Gasoline is a saturated hydrocarbon, with a fixed amount of energy, in each gallon.
91 octane gasoline has an energy density of 44.8MJ/kg per gallon
Ethanol has an energy density of 31.68MJ/kg per gallon
energy density = amount of energy stored (available) in a given volume or given mass
MJ = megajoule
kg = kilogram
BTU= brutish thermal unit (unit of energy)
So 1 gallon of 91 octane, 'pure' gasoline is 125,000BTU
and 1 gallon of ethanol is is rated at 129 octane, contains 84,600 BTUs per gallon
Ethanol is an octane booster, and does not contain the same amount of energy as gasoline.
85% Ethanol + 15% 91gasoline, resulting an 123.3 octane rating blend, if you do the math, contains around 91,500BTUs per gallon. NOTE: they most likely will use a lower grade of gasoline in the blend, since the octane is boosted by the ethanol.
Bottom line, to do the work of 1 gallon of 'real' gas, you need to burn 1.36 gallons of gas/ethanol blend.
In other words, 36% more gas/ethanol blend to go as far.
I bet you the 'tree huggers' didn't share this info with you.
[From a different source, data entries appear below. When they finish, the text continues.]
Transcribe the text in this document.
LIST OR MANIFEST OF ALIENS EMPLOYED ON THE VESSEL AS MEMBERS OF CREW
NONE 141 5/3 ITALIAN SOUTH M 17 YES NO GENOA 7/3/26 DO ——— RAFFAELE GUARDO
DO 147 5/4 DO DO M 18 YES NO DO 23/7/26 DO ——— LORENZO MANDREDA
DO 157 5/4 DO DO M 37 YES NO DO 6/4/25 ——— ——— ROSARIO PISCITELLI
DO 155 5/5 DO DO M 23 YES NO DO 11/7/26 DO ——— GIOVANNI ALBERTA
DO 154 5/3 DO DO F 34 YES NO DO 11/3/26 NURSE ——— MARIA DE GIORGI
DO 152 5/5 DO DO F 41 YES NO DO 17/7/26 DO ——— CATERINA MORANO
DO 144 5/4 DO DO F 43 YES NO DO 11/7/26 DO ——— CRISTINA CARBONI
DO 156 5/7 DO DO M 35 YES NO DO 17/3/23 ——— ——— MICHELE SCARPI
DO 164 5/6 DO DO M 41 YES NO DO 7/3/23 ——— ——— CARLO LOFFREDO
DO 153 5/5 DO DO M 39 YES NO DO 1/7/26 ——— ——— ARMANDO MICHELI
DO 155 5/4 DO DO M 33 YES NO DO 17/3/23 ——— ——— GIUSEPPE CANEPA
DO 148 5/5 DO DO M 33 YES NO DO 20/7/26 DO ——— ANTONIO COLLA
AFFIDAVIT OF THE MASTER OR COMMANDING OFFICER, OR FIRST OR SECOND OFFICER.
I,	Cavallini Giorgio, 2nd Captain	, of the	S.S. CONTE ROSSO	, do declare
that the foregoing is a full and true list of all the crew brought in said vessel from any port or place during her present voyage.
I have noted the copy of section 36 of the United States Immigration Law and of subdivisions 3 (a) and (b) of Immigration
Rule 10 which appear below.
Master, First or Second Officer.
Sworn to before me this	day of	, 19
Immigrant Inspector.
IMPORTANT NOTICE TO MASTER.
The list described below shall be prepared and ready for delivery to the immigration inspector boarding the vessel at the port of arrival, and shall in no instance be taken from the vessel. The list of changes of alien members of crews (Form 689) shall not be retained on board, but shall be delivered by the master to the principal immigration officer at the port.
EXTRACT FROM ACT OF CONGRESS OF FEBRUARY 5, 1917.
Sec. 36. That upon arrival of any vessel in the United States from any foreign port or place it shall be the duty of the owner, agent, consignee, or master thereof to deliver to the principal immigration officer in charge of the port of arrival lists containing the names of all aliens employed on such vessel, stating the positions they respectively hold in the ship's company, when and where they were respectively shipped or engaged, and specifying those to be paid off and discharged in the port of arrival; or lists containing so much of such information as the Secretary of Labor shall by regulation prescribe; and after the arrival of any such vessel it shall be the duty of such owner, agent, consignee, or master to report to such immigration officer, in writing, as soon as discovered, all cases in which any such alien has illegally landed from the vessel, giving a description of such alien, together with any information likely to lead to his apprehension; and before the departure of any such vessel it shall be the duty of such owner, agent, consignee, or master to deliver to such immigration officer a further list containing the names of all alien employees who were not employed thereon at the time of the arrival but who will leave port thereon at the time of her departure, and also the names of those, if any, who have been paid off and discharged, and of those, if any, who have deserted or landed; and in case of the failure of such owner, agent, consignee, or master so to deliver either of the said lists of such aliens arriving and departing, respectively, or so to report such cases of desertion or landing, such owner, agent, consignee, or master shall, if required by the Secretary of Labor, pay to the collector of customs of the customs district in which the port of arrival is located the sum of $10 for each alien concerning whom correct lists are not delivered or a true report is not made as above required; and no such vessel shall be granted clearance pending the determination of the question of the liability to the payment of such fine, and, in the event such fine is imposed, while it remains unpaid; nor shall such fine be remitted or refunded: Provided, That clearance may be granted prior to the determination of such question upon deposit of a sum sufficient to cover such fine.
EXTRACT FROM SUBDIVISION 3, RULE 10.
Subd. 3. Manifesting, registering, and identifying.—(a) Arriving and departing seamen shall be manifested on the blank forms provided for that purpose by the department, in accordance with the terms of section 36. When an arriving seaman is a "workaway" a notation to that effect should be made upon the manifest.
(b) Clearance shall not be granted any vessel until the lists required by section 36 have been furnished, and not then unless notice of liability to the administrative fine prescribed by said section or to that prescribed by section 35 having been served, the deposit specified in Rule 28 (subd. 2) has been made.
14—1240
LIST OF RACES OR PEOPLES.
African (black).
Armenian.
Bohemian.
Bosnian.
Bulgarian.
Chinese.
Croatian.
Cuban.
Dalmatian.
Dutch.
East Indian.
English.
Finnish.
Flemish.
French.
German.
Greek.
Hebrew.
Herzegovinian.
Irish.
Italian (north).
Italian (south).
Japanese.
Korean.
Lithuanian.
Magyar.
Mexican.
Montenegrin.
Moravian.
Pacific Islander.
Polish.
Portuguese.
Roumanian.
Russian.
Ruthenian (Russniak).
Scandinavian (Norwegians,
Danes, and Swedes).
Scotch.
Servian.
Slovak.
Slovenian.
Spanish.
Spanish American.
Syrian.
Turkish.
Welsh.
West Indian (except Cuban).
Not as "green" as advertised!
To answer you question, higher C/R just extracts more of the available energy from the fuel. Also remember that they can use much lower octane gas in the E85 blend, the stuff chemically closer to the heptane molecule than to the octane molecule, so your actual octane, in E-85 might be much lower, and closer to 91.